As summer progresses onto autumn, terrestrial insects and the autumn emergences of mayfly and caddis become very important to the trout that are building condition prior to the rigors of spawning. These emergences, whilst more sedate and leisurely than the spring hatches, see the greatest range of fish of all sizes feeding from the surface and the cooler more settled weather suits lighter weight rods and finer tippets. This can be the most rewarding fishing of the year with clear water, the fish in close, the whole process visible to the angler and if you are not careful, the fish.

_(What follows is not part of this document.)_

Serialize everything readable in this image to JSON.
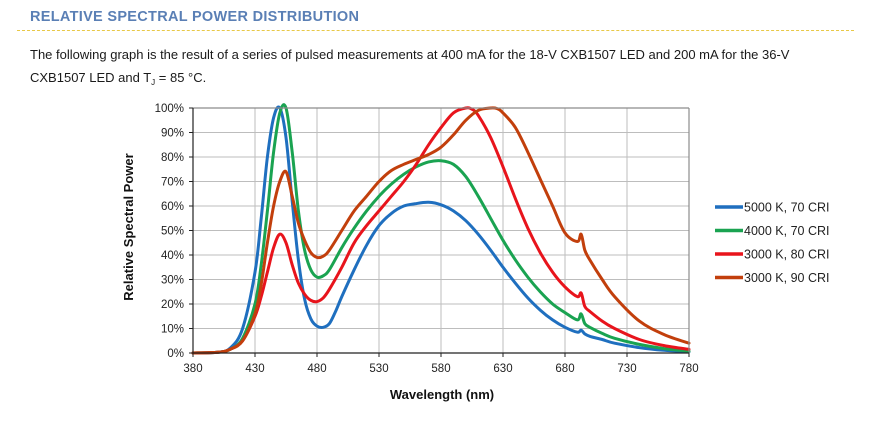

February to late April also can see Jassids on the water during warm afternoons along with ants and other terrestrial insects which can continue the rise until darkness and beyond despite falling evening temperatures. Patterns for this rise should sit in the surface film and may require a little twitch to get the trout’s attention in the darkness and falling temperatures.

Patterns

Trout are not as fussy as some tackle shops and fly designers would have you believe. It ain’t what you fish, it’s the way that you fish it!

The whole season at Currawong Lakes can be as simple or complex as you wish to make it, suiting the hatch matcher and the impressionist angler alike thanks to the diversity of insect life in what is a private fishery managed as a wild fishery. You can however use the following list as a guide:

Wet flies
Fur fly, Pot scrubber Nymph, Woolly Worm, Woolly Bugger, Muddlers in natural and black deer hair. Nymphs: brown, green and black.
Dry flies
Red & Black Spinners, Blue Damsel, Red Tag, Midges, Gum beetle, Highland dun.

The above should range from size 6-12 for wet flies, sizes 10-18 for nymphs, 10–18 for dry flies and the mayflies around size 10-12.